Google ‘feeling frumpy’ and you’ll be met with endless advice on how to feel fabulous. The most common way to fix this problem - apparently - is to stop wearing baggy clothes. Well. What if the baggy look makes you feel great? What if the thought of showing yer bits has caused this frump-a-dump in the first place? Whilst the media is somewhat kinder to women these days, it’s been a long time coming and we still have a long, long way to go. It’s lovely to finally hear that anyone can be beautiful in a bikini, but it’s also incredibly difficult to heal the deep wounds so many women have from growing up in an unforgiving environment. Celebrities were celebrated further for dropping weight and lost admirers if they gained it. Front covers of magazines circled cellulite, zoomed in on wrinkles and sagging skin, made fun of “unwanted” love handles and muffin tops. The body confidence movement might be on the rise but we are scarred. I find myself feeling elated at how “real” we can now be with one another, finally speaking out about baby loss and parenting struggles and menopause and yet, in the exact same breath, I’m hating how my clothes hang on my body.


Nostalgia plays a part in this pain too. I’ve always felt very youthful. My spirit is often light and I’m a pretty bouncy soul. I remember how I felt wearing my hair a certain way or how awesome I felt in that dress. These days, I dress up less, and when the chance arises, I try to recreate what once worked. If it ain’t broke…Only, maybe it is broke. I have dresses that still fit - as in the zip goes up and the fabric shows no signs of ripping when I squat (anyone else do this too?!) - but for whatever reason, the dress just isn’t the same on me anymore. I’m still me, and yet, I’m different.
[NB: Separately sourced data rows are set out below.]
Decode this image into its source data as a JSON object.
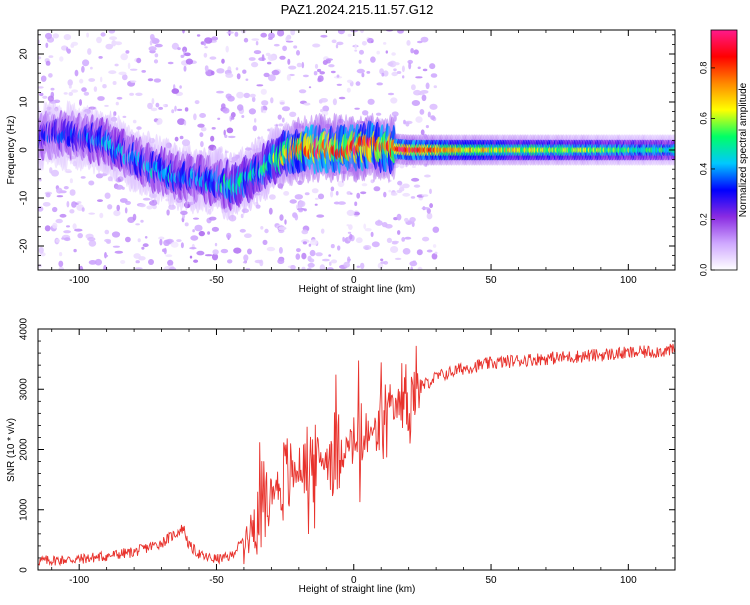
{
  "figure_title": "PAZ1.2024.215.11.57.G12",
  "colors": {
    "snr_line": "#e8322c",
    "axes": "#000000",
    "background": "#ffffff"
  },
  "colormap": [
    "#ffffff",
    "#cfa8ff",
    "#8a2be2",
    "#0000ff",
    "#00c8ff",
    "#00ff66",
    "#ffff00",
    "#ff8800",
    "#ff0000",
    "#ff1a8c"
  ],
  "chart_data": [
    {
      "type": "heatmap",
      "title": "PAZ1.2024.215.11.57.G12",
      "xlabel": "Height of straight line (km)",
      "ylabel": "Frequency (Hz)",
      "xlim": [
        -115,
        117
      ],
      "ylim": [
        -25,
        25
      ],
      "x_ticks": [
        -100,
        -50,
        0,
        50,
        100
      ],
      "y_ticks": [
        -20,
        -10,
        0,
        10,
        20
      ],
      "colorbar": {
        "label": "Normalized spectral amplitude",
        "range": [
          0,
          0.95
        ],
        "ticks": [
          0.0,
          0.2,
          0.4,
          0.6,
          0.8
        ]
      },
      "ridge": {
        "x": [
          -100,
          -90,
          -80,
          -70,
          -60,
          -50,
          -45,
          -40,
          -35,
          -30,
          -25,
          -20,
          -15,
          -10,
          -5,
          0,
          5,
          10,
          20,
          40,
          60,
          80,
          100,
          117
        ],
        "y": [
          3,
          1.5,
          -2,
          -4.5,
          -6,
          -6.5,
          -7.5,
          -6.5,
          -4.5,
          -2.5,
          -1,
          0.5,
          0.2,
          0.4,
          0.3,
          0.5,
          1,
          0.5,
          0,
          0,
          0,
          0,
          0,
          0
        ],
        "amplitude": [
          0.35,
          0.45,
          0.4,
          0.45,
          0.4,
          0.45,
          0.5,
          0.5,
          0.5,
          0.55,
          0.7,
          0.85,
          0.9,
          0.9,
          0.85,
          0.9,
          0.9,
          0.85,
          0.9,
          0.7,
          0.65,
          0.6,
          0.55,
          0.5
        ]
      },
      "grid": false
    },
    {
      "type": "line",
      "xlabel": "Height of straight line (km)",
      "ylabel": "SNR (10 * v/v)",
      "xlim": [
        -115,
        117
      ],
      "ylim": [
        0,
        4000
      ],
      "x_ticks": [
        -100,
        -50,
        0,
        50,
        100
      ],
      "y_ticks": [
        0,
        1000,
        2000,
        3000,
        4000
      ],
      "trend": {
        "x": [
          -115,
          -100,
          -90,
          -80,
          -70,
          -65,
          -62,
          -60,
          -55,
          -50,
          -45,
          -40,
          -35,
          -30,
          -25,
          -20,
          -15,
          -10,
          -5,
          0,
          5,
          10,
          15,
          20,
          25,
          30,
          40,
          50,
          60,
          80,
          100,
          117
        ],
        "y": [
          150,
          180,
          230,
          300,
          450,
          600,
          700,
          400,
          220,
          180,
          220,
          500,
          900,
          1300,
          1500,
          1650,
          1800,
          1850,
          2000,
          2100,
          2200,
          2400,
          2650,
          2900,
          3050,
          3200,
          3350,
          3430,
          3480,
          3540,
          3600,
          3650
        ]
      },
      "grid": false
    }
  ]
}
Part of me wants to just take the day off tomorrow and go shopping. Buy a few new essentials to brighten up my wardrobe, freshen up my aura. In truth, I’m putting it off because I’m scared. I don’t know where to go anymore. There are certain brands I judge - unfairly - and associate with middle age or being beige, but are they more suited to who I am? If I head into the shops I used to pass time in browsing, am I trying too hard to hang onto my youth?
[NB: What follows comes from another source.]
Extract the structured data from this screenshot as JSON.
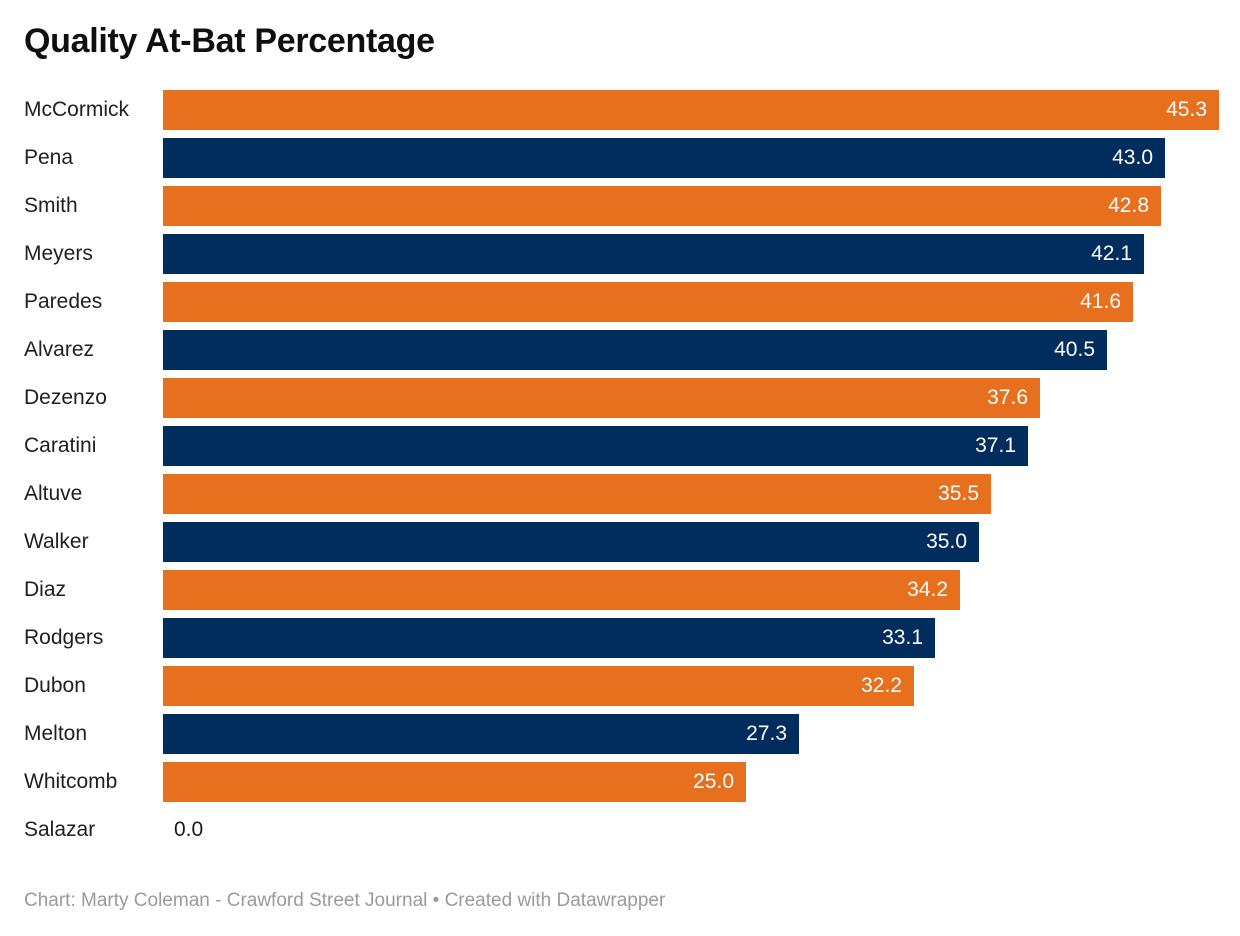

These worries sound superficial. There are bigger fish to fry, always. But how we feel, or how society has perhaps played a part in making us feel, impacts our mental health and sense of worth. This can escalate and lead to bigger problems. And I’m not alone. I was lucky enough to catch a friend for a quick coffee this morning and within moments of chit-chat, she offloaded her own woes, which sounded scarily familiar to mine. Being young generally brings less responsibility, therefore more time to invest in style and building confidence. Plus, the young are expected to fail, to make mistakes, to get up having learnt a lesson. By the time we reach our forties, surely we should know ourselves inside out. To hell with what people think! Here I am! Here I be! Honestly, I used to believe that forty-somethings were like that…until I became one. We’re all doing our best, doing the work to undo those toxic thoughts about weight loss, belly fat, bingo wings, wrinkles, greys, and yet, they find a way to creep in, to haunt us.


There’s no right way to stop feeling wrong in your own skin. Some recommend to show a bit of cleavage. Others love a turtle neck. The beauty of this is how we’re all beautifully unique. I guess we just need to keep up the pep talks, to each other and to ourselves. To look in the mirror and learn how to love. If anyone knows the secret, please share. I give great hugs.